I couldn't help but think of my own weddings. Yeh, sadly, that would be more than one. When I first got married, I was 18 years old, full of hopes and dreams and naive love that only teenagers can possess with such assurance. Somewhere around the 15 year mark what was supposed to last a lifetime began to break into pieces. It takes two to make a marriage and it takes two for one to break up. But I still carry a good bit of shame and responsibility for not "making" it work.
And then when I least expected it, I found someone else to share my life. We said, "I do" to each other in front of a can of peas boiling on the stove. And, as some long time blog followers may remember, Sweetie and I stood before a preacher, his wife, his son, the cleaning lady and God to say, "I do" again a few years later.
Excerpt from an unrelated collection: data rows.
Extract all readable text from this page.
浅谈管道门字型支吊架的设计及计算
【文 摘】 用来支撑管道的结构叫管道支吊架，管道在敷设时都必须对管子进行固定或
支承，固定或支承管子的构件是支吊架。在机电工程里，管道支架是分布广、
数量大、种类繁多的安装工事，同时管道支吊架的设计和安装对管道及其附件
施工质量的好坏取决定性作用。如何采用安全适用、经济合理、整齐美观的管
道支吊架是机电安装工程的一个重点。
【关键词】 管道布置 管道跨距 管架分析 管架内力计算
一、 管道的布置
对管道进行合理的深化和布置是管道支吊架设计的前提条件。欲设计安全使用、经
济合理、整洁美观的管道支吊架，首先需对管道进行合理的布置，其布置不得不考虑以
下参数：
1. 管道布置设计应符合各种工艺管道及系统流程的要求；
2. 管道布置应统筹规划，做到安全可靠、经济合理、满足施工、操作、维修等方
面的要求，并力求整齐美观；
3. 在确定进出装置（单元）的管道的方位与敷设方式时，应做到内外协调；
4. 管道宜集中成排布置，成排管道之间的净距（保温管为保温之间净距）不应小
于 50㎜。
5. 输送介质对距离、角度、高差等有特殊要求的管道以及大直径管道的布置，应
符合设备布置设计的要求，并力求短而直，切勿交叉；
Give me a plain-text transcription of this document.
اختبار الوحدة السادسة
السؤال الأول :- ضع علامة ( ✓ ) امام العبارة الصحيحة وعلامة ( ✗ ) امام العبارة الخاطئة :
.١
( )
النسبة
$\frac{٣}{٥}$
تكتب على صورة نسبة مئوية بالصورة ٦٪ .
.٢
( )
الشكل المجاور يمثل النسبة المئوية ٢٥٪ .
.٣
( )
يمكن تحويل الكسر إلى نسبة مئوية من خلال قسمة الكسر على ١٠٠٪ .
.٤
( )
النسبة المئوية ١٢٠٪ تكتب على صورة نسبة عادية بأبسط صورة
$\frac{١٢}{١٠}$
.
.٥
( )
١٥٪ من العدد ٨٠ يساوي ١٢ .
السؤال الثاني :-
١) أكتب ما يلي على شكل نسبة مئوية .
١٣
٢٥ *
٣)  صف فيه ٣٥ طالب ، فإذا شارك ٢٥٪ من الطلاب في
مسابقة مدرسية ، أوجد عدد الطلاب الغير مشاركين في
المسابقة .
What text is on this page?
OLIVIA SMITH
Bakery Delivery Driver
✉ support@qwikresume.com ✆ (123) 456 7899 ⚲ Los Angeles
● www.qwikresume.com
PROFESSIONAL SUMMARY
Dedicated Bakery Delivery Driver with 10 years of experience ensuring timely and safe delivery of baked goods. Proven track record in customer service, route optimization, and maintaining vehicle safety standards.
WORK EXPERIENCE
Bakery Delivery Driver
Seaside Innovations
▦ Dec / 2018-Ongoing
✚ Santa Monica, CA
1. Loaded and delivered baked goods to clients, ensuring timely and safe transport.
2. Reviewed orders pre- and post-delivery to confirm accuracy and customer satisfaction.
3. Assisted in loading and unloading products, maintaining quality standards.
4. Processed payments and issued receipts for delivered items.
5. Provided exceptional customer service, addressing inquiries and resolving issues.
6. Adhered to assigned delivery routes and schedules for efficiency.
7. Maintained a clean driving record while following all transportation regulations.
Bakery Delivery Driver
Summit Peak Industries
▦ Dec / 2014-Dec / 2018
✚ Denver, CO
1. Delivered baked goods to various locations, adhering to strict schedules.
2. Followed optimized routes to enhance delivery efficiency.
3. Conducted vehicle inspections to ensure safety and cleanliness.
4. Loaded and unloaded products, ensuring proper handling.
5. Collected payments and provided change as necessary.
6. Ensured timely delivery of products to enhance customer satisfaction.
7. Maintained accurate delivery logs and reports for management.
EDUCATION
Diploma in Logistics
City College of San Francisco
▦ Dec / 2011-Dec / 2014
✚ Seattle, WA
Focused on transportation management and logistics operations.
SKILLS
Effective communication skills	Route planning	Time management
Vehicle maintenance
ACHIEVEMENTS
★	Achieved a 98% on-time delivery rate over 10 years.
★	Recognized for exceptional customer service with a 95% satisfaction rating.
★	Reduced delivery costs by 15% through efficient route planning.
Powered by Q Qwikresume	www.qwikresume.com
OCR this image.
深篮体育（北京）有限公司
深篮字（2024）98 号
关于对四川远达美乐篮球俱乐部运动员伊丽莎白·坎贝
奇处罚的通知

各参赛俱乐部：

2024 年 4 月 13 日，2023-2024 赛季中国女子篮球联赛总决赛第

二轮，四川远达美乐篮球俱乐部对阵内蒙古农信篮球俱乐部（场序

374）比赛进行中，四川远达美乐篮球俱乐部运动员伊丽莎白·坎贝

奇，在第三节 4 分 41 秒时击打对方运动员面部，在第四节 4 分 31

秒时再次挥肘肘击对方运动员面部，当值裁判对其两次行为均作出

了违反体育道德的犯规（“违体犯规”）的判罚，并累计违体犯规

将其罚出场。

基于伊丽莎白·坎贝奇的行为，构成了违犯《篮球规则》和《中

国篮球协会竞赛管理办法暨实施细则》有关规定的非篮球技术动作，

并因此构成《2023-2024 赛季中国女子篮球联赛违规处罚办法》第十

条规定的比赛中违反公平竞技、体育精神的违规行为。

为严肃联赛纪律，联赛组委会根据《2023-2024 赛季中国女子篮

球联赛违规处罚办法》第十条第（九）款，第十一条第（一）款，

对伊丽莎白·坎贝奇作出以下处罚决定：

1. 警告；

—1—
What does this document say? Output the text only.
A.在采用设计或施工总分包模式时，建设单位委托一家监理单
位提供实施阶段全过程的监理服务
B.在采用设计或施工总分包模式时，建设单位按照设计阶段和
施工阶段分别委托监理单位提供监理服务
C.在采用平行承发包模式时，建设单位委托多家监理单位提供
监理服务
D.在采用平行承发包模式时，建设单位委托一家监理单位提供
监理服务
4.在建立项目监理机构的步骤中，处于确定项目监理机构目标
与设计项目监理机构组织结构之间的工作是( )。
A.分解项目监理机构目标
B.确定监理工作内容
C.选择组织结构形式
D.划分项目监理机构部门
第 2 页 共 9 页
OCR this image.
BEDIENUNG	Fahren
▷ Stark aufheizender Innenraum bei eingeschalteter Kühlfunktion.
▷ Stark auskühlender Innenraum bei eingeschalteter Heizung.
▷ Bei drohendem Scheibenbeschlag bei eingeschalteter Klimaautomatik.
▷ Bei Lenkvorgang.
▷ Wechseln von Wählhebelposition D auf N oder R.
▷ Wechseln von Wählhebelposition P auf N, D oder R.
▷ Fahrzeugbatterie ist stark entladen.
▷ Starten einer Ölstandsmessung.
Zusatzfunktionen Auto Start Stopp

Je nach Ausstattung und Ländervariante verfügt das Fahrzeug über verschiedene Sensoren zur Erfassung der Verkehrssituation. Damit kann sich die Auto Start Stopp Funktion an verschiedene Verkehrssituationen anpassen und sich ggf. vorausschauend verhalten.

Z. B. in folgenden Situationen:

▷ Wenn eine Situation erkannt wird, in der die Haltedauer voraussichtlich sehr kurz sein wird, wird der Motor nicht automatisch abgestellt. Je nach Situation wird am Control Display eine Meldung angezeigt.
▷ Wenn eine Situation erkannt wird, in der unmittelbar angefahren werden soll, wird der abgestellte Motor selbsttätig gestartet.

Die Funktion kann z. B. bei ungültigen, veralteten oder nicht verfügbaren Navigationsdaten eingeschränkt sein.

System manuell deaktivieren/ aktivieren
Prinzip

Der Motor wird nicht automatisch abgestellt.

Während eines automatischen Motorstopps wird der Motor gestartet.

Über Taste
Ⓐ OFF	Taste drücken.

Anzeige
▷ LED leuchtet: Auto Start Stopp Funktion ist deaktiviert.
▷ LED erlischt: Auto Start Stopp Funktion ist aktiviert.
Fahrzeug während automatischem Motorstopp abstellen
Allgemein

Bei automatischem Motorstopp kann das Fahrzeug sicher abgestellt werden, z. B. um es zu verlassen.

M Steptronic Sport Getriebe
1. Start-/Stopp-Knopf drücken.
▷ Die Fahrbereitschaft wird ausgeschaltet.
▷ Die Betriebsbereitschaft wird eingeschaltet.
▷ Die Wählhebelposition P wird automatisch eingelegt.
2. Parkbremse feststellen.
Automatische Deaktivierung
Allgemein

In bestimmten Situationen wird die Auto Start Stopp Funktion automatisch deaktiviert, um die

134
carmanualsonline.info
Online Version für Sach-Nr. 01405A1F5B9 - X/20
Back then we were more than a couple. We were a triangle. Dad was very much in the picture, and no matter which side of the triangle was up, there was always some kind of tension on the other sides. Despite a trial by fire, of all the things Sweetie is to me, he is most often a friend who stops whatever he's doing to hold me, or lays his book on his chest to listen, or says, "okay, let's do it," without even knowing what "it" is.
I forget that sometimes. Especially lately when I've been experiencing complicated or secondary grief. Fancy words that mean I'm a bundle of nerves and emotions and don't always see beyond my own nose. For example, yesterday we went to Walmart. He went one way and I went another. When he called to tell me he'd already checked out, I hurried to the cash register. (Hurry, late on a Friday afternoon could be a misnomer. There's no hurrying when the lines are long and there aren't enough checkers.) We hooked up at the car, piled our purchases into the trunk, listened to NPR on the way home, then he went to his office and I went to my chair. I'm afraid we've become "old married people" without even knowing it.
Later at dinner, Sweetie told me a story about how he helped pay for a woman's groceries. Not in a tooting his own horn kind of way, like I might. But with the nonchalance of someone who did something nice for a stranger because he felt it in his heart to do so. Even as I began to cry at his tenderness, I chastised him for not telling me in the car. Then I realized how modest he was about sharing the story at all. My heart burst open with love for the man I call husband. And I remembered how important it is to see my husband as he really is - kind, compassionate, humble - and not just as the person who shares a house with me. I thought about how much I like to be with people who do nice things with no expectations. How even my isolated world is full of blog friends who set this example for me every day. And I remembered how delightful it is to be on this journey with a man I am honored to call my friend.